The Common Good
May 2012

Not Worth the Gamble

by Phil Blackwell | May 2012

Internet sales of lottery tickets are shortsighted and wrong.

PEOPLE GAMBLE—always have, and always will. But when the state decides to encourage this human tendency and exploit it for its own profit, then we definitely have a moral problem.

In December, the U.S. Justice Department ruled that it is permissible for states to sell lottery tickets online, making it easier for state governments to bilk their citizens. Illinois internet lottery sales were slated to begin in late March. Although the sales are limited to state residents, the greater convenience of internet buying will likely cause more people to try the lottery.

In contrast to a “sin tax” on alcohol and cigarettes, in the case of the lottery the state becomes a pusher of gambling. The government, rather than serving and protecting its people, is “the house,” committed to creating more losers to make more money.

When we follow the advertising money, we discover that the lottery has been sold primarily to the poor and those on fixed incomes: The billboards are in the inner city, not the upscale suburbs. The lottery is promoted in such places with the deceitful promise that a buyer has a good chance to win security for a lifetime.

The Illinois Lottery was started in 1974 and, since 1985, its profits have gone by law to fund public education. In a classic example of “bait and switch,” however, legislators put the lottery money into school funding—but redirected the former funds to other parts of the state budget. Public education remains a major concern in Illinois, even as the lottery has added gimmick after gimmick over the years. Today the state legislature budgets only 75 percent of what is, according to an advisory committee, the minimum acceptable spending per student; it has almost a billion dollars in unmet obligations to the schools.

Some have lamented that the lottery was the beginning of a slippery slope toward permitting more forms of gambling in Illinois. In reality, it’s less of a slope than a free fall. Ten casinos have been introduced and there is current back-room negotiation for five more; permission has been granted for up to 40,000 video gambling machines in bars, truck stops, and veterans’ halls; and racetrack owners are asking to install slot machines.

This downward trajectory exacts a high price. Researcher Earl Grinols of Baylor University has isolated public costs for crime, embezzlement, illness, lost workdays, foreclosures, and family disintegration directly attributable to gambling. He found that the public pays more than it gets: Society spends $3 on such costs for every $1 of increased tax income or other “social benefit” from gambling.

Internet lottery sales will only aggravate the problem.
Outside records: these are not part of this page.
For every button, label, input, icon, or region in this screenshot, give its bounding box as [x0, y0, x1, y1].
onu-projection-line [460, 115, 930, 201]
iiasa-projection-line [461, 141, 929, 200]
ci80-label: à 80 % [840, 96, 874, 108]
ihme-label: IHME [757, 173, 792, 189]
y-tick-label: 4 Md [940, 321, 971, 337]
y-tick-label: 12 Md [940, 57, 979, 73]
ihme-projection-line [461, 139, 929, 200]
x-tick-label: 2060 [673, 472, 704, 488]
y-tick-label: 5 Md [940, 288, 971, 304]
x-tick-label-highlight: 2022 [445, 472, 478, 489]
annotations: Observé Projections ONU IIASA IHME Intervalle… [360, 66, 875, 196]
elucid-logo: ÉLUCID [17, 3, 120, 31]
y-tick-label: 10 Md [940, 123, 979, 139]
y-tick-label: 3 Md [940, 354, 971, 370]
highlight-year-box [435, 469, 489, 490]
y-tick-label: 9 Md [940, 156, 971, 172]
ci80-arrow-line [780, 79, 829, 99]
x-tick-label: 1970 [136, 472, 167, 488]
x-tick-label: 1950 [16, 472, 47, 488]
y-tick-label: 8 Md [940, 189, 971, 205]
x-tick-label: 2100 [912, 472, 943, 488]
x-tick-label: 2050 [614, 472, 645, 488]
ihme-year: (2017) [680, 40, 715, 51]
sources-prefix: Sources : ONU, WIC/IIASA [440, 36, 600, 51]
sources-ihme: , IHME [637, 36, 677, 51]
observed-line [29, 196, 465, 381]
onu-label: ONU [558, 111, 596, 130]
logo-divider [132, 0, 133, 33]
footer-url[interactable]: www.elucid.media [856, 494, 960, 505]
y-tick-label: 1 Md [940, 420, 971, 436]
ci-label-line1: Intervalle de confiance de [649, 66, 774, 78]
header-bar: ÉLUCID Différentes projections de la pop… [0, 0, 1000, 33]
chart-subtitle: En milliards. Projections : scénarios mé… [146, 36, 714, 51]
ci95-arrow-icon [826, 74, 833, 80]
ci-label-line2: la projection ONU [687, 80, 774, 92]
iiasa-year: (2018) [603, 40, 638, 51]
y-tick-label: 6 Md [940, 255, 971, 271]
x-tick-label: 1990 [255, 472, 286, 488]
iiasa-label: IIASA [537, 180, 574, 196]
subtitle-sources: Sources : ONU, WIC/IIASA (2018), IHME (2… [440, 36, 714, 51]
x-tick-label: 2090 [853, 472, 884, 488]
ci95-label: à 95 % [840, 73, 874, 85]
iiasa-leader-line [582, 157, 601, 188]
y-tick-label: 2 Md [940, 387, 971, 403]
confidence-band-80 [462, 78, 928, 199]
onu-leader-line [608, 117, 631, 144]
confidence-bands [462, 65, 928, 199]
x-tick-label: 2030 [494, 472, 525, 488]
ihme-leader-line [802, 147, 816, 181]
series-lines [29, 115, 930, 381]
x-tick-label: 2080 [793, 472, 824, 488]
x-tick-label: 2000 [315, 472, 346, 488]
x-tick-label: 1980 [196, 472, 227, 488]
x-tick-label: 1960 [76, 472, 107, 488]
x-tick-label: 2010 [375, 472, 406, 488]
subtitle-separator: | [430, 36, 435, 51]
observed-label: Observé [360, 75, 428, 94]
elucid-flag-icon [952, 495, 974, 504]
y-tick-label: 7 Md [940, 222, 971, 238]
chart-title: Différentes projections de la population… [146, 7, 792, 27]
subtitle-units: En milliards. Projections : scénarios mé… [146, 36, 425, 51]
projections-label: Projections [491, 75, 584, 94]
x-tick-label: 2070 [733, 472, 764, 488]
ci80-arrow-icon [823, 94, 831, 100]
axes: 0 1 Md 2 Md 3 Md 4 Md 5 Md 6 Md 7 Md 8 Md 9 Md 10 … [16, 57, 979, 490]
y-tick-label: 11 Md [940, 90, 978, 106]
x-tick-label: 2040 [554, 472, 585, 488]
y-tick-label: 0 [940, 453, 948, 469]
Gambling machine manufacturers have put enormous sophistication into manipulating the activity of players. The designers’ goal is to seduce people into, in industry parlance, “playing to extinction.” Now with lottery sales on the internet, every home computer, iPad, and smartphone becomes a machine of deception.

The state government’s dependence on lottery sales is cowardly—a way for legislators to avoid honestly calculating the real costs of education, public services, and infrastructure repairs and then calling on citizens to be responsible through a fair tax structure. The Justice Department has given this legislative dodge a bit more cover, but it is a gamble that subverts the common good.

Phil Blackwell is senior pastor of the First United Methodist Church at the Chicago Temple.